Consumer systems SHALL compare the returned structured patient demographic data (supplied by the provider system as structured data) against the demographic data held in the consumer system.

The following data SHALL be cross-checked between consumer and returned provider data. Any differences between these fields SHALL be brought to the attention of the user.

Item Resource field
Family name
Given name
Gender patient.gender
Birth date patient.birthDate

Additionally, the following data MAY be displayed if returned from the provider to assist a visual cross-check and for safe identification, but should not be part of the automatic comparison:

  • Address and postcode
  • Contact (telephone, mobile, email)

All above may be redacted if patient is flagged on Spine as sensitive demographics.

Managing resource contention

To facilitate the management of resource contention, servers SHALL always return an ETag header with each resource including the resource’s versionId:

Date: Sat, 09 Feb 2013 16:09:50 GMT
Last-Modified: Sat, 02 Feb 2013 12:02:47 GMT
ETag: W/"23"
Content-type: application/json+fhir

ETag headers which denote resource version Ids SHALL be prefixed with W/ and enclosed in quotes, for example:

ETag: W/"3141"

Clients SHALL submit update requests with an If-Match header that quotes the ETag from the server.

PUT /Patient/347 HTTP/1.1
If-Match: W/"23"

If the version Id given in the If-Match header does not match, the server returns a 409 Conflict status code instead of updating the resource.

For servers that don’t persist historical versions of a resource (that is, any resource other than the currently available/latest version) then they SHALL operate in line with the guidance provided in the following Hay on FHIR - FHIR versioning with a non-version capable back-end blog post.
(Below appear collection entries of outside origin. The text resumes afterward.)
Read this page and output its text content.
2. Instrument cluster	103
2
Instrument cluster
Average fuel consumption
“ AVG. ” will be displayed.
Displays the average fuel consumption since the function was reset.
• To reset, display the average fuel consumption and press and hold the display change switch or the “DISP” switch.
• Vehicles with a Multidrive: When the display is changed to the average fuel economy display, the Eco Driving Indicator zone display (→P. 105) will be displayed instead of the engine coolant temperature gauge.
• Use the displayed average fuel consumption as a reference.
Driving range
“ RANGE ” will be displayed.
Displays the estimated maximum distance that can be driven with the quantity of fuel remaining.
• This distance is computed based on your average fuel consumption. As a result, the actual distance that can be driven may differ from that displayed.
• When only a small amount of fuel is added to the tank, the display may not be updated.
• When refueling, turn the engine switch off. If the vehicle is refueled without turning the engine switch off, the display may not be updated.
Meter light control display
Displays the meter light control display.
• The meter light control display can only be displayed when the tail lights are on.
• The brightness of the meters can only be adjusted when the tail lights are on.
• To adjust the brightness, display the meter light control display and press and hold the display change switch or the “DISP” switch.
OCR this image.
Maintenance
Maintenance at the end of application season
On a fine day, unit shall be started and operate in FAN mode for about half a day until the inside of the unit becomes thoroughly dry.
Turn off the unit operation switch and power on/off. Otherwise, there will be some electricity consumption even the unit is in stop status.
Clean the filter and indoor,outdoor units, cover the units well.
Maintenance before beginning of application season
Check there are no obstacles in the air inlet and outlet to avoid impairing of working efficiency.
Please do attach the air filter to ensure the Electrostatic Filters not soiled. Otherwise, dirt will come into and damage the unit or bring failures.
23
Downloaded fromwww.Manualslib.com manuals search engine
This is to ensure that GP Connect servers will be compatible with version-aware clients, even though the server itself doesn’t support the retrieval of historical versions.

Managing return errors

To manage return errors, FHIR defines an OperationOutcome resource that can be used to convey specific detailed processable error information. An OperationOutcome may be returned with any HTTP 4xx or 5xx response, but is not always required.